On the law of the Spirit as the measure of true freedom:

“God would make us completely free from law in this day of His glory. But it is only as we become captives of the Son that we are really made free.”

(Warnock, ch. 4)

Partial victory is for Warnock equivalent to defeat:

“Anything less than total conquest… anything less than a complete and final possession of the heavenly realm… anything less than complete conquest spells defeat.”

(Warnock, ch. 2)


Union with Christ

Warnock describes union with Christ as the foundation of salvific fulfillment, parallel to the unity of Father and Son:

“That they all may be one; as thou, Father, art in me, and I in thee, that THEY also may be one in us… I in them, and thou in me, that THEY MAY BE MADE PERFECT IN ONE.”

(Warnock, ch. 5, citing John 17:21-23)

“The manner in which God manifested His fulness in the Lord Jesus is the same as the manner in which the Lord Jesus manifests His fulness in the Church, which is His Body.”

(Warnock, ch. 5)

Interpretation: Warnock employs an analogy between the incarnation (Father in the Son) and salvific fulfillment (Christ in believers): both involve total dependence and obedience, not inherent deification.


New Covenant as Heart-Inscription

Warnock describes the New Covenant not as an external document but as inner transformation:

“This is the New Covenant, the indelible inscription of the mind and will and heart of God upon the mind and will and heart of His people. ‘This is the covenant that I will make with them after those days, saith the Lord: I will put my laws into their hearts, and in their minds will I write them…’ (Heb. 10:16).”

(Warnock, ch. 5)

“It is not merely the heart feeling the impulses and the virtues of His grace, but it is in the heart being fashioned and molded in the Divine image, till man’s heart becomes the very heart of God.”

(Warnock, ch. 5)


The High Calling and Vocation

Warnock uses “the high calling” as a soteriological concept for the believer’s destiny:

“By defeat we mean some kind of a partial victory, or a falling short in some sense of the word from that high and holy calling by which and unto which we have been called.”

(Warnock, ch. 1)

“Pressing toward the mark of the ‘high calling.‘”

(Warnock, ch. 2)

The calling is universally defined as the manifestation of God’s excellencies:

“The people that were created to ‘praise the LORD,’ even to show forth and manifest His excellencies in the earth (Ps. 102:18).”

(Warnock, ch. 2)


Glorification: The Many Sons as the Fruit of Christ’s Ascension

Warnock describes the glorification of believers as the goal of Christ’s ascension and the outpouring of the Spirit:

“This time the purpose of God is to bring forth in the earth other sons, like unto His very own Son, and bring them back unto the heart of the Father in yet a greater fulness!”

(Warnock, ch. 5)

Christ’s obedience as the model for the believer:

“We, too, must learn obedience by the things which we suffer. We too must walk in the pathway of obedience as a servant, obedience unto death, obedience that leads us eventually into complete identification with His very own Cross.”

(Warnock, ch. 5)


Freedom through the Son (not through Free Will)

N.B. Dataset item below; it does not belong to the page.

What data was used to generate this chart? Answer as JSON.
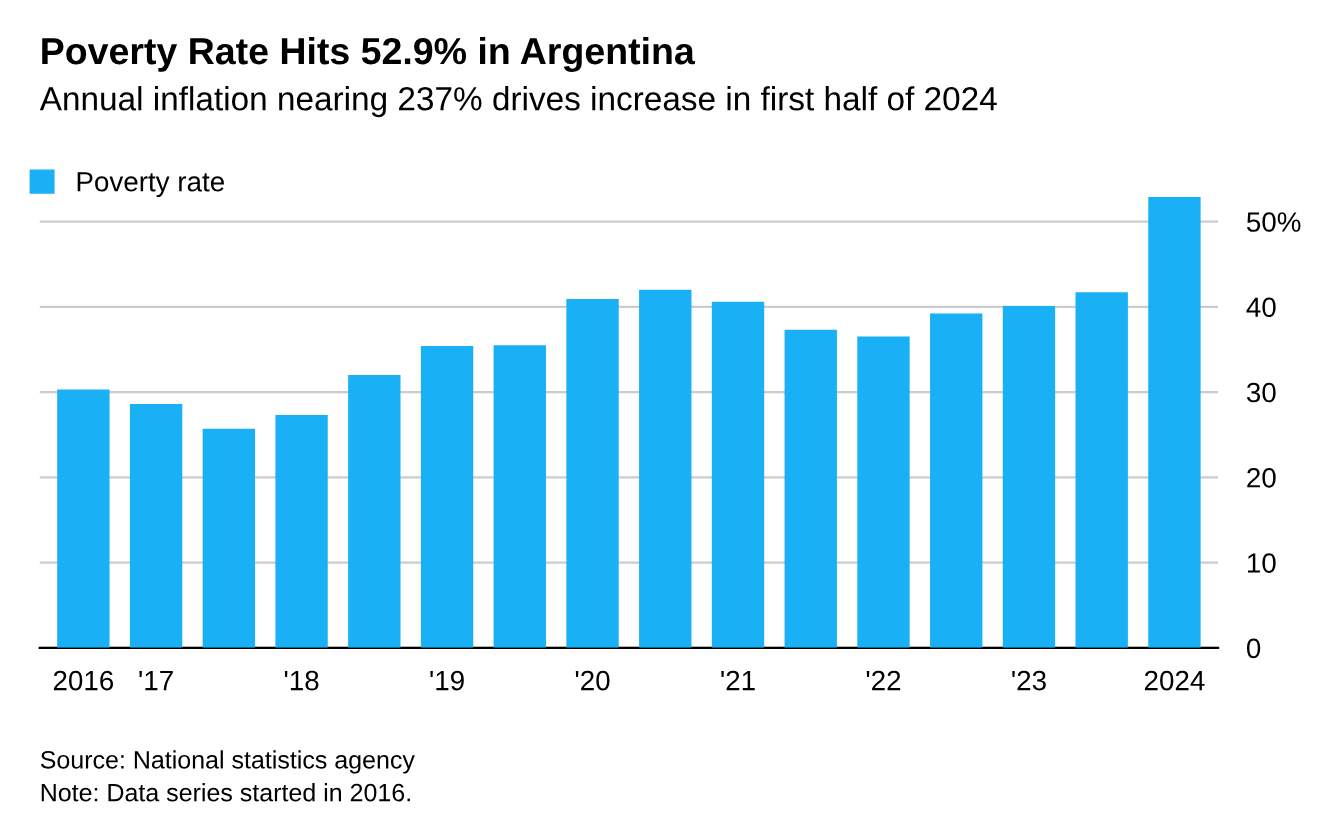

Warnock rejects the notion of ‘free will’ as an independent soteriological principle:

“Man is in no sense ‘free’ either as the seed of Adam or as the seed of Abraham. Jesus makes this abundantly clear. Only the Son can make one free, and this is the only true freedom that man can have (John 8:32-36).”

(Warnock, ch. 1)

“True liberty consists of vital union with the Son… in fact, in becoming bound to the Son with bonds of the Spirit which effectually and experimentally liberate one from the former bondage to sin and self.”

(Warnock, ch. 4)

[TENSION with standard Arminianism: Warnock explicitly rejects free will as the basis of freedom; freedom is only possible through the Son, not through autonomous human choice.]